Other turns to take.

Multiple scores (cross-hatch or pattern)

Some bakers score two parallel lines or a grid. This works on smaller loaves or rolls to control expansion in multiple directions. Each score should follow the same angle and depth rules. More scores mean more surface area for steam to escape and more ears to form.

Decorative scoring (wheat stalk or boule cross)

A wheat stalk pattern is a series of short diagonal cuts perpendicular to a central line. A boule cross is two perpendicular cuts meeting at the center. These are more decorative than functional, but they still follow the angle rule—lean the blade back, not straight down.

Scoring batards and oval loaves

A batard (torpedo-shaped loaf) usually gets a single long score running the length. An oval (boule-shaped) loaf typically gets one off-center slash. The angle and depth stay the same; only the position and direction change based on the loaf shape.

Tips & troubleshooting

When it doesn't go to plan.

Tip

Keep the blade sharp. Replace razor blades every 4 to 6 loaves. A dull blade compresses instead of cuts, which seals the surface and prevents the ear from forming.

Tip

Score on cold dough, not at room temperature. The cold makes the cut crisp and the ear defined. Room-temperature dough is slack and won't respond as sharply.

Tip

The score should be deliberate and fast. A hesitant or slow cut drags through the dough and creates a ragged edge instead of a clean line. One smooth motion.

Tip

An ear means you cut at the right angle and depth. If the loaf opens but there's no flap, the blade was too perpendicular or too shallow. Angle and depth matter equally.

Tip

The parchment paper stays under the loaf during baking. Don't remove it before scoring or during transfer. It helps the loaf slide into the hot Dutch oven without sticking.

Tip

If you don't have a lame, a new single-edge razor blade works just as well. Avoid serrated blades or kitchen knives; they create drag and tear the dough.

Tip

A scoring cut is not about depth—it's about the angle. A shallow cut at the right angle will open dramatically.

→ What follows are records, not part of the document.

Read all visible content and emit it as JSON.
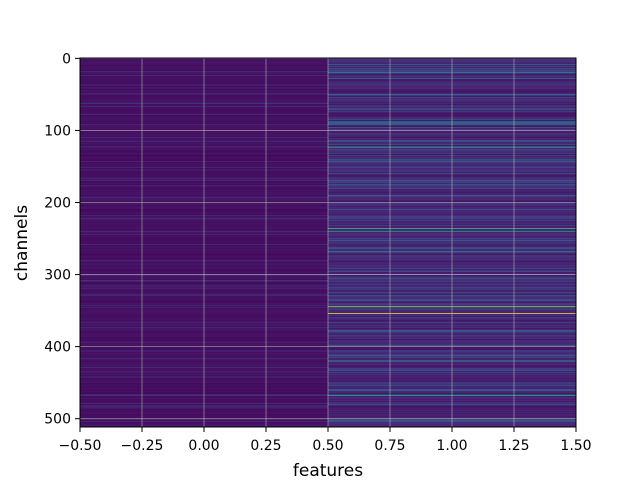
{
  "chart_data": {
    "type": "heatmap",
    "title": "",
    "xlabel": "features",
    "ylabel": "channels",
    "xlim": [
      -0.5,
      1.5
    ],
    "ylim": [
      512,
      0
    ],
    "y_axis_inverted": true,
    "grid": true,
    "colormap": "viridis",
    "x_ticks": [
      -0.5,
      -0.25,
      0.0,
      0.25,
      0.5,
      0.75,
      1.0,
      1.25,
      1.5
    ],
    "x_tick_labels": [
      "−0.50",
      "−0.25",
      "0.00",
      "0.25",
      "0.50",
      "0.75",
      "1.00",
      "1.25",
      "1.50"
    ],
    "y_ticks": [
      0,
      100,
      200,
      300,
      400,
      500
    ],
    "y_tick_labels": [
      "0",
      "100",
      "200",
      "300",
      "400",
      "500"
    ],
    "columns": [
      0,
      1
    ],
    "rows": 512,
    "cells": {
      "column_0_description": "uniformly low intensity across all channels",
      "column_1_notable_high_rows": [
        {
          "row": 20,
          "value": 0.45
        },
        {
          "row": 28,
          "value": 0.4
        },
        {
          "row": 50,
          "value": 0.35
        },
        {
          "row": 88,
          "value": 0.5
        },
        {
          "row": 96,
          "value": 0.35
        },
        {
          "row": 123,
          "value": 0.65
        },
        {
          "row": 140,
          "value": 0.4
        },
        {
          "row": 170,
          "value": 0.35
        },
        {
          "row": 210,
          "value": 0.3
        },
        {
          "row": 236,
          "value": 0.7
        },
        {
          "row": 240,
          "value": 0.55
        },
        {
          "row": 268,
          "value": 0.45
        },
        {
          "row": 300,
          "value": 0.35
        },
        {
          "row": 320,
          "value": 0.4
        },
        {
          "row": 344,
          "value": 0.85
        },
        {
          "row": 354,
          "value": 1.0
        },
        {
          "row": 398,
          "value": 0.4
        },
        {
          "row": 420,
          "value": 0.6
        },
        {
          "row": 468,
          "value": 0.6
        },
        {
          "row": 502,
          "value": 0.4
        }
      ]
    }
  }
}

A deep cut at the wrong angle will split away from the loaf.

Questions

The ones that keep coming up.

Why didn't my ear form?

The blade was likely too perpendicular (straight down) rather than angled, or it was too dull. An angled cut creates a flap on one side that lifts during oven spring. A perpendicular cut just opens straight up with no flap. Also check that the dough was cold—warm dough doesn't have the surface tension needed for a crisp ear.

Can I score a room-temperature loaf?

Technically yes, but the result won't be as good. Cold dough is tense and holds the cut shape cleanly. Room-temperature dough is relaxed and slack, so the cut compresses or closes as the loaf rises, and the ear is muted or absent.

How deep should the score be?

About a quarter-inch (6 mm), roughly the thickness of a pencil. You're cutting through the surface tension, not carving into the crumb. Deeper cuts can split away entirely; shallower ones won't open dramatically.

Does the score have to be straight?

No. A slight curve or a wavy line works fine, as long as the angle and depth are consistent. The shape is aesthetic; the angle and depth control the ear.

What if I score the dough but it doesn't open at all?

Either the blade was dull, the angle was perpendicular, or the dough proofed too long and collapsed. Under-proofed dough also won't spring; it needs to be at full volume (poke test: finger leaves a slow indentation that doesn't spring back). Check all three.

Should I score before or after the loaf goes into the Dutch oven?

Before. Score the cold dough on parchment, then transfer the whole thing to the hot Dutch oven. If you wait until after transfer, the dough will warm and lose the surface tension that makes a sharp ear.

Can I use a serrated bread knife instead of a lame?

Serrated knives don't work well. The teeth drag and tear instead of cutting cleanly. A sharp, smooth blade (lame, razor, or single-edge blade) is worth the small investment.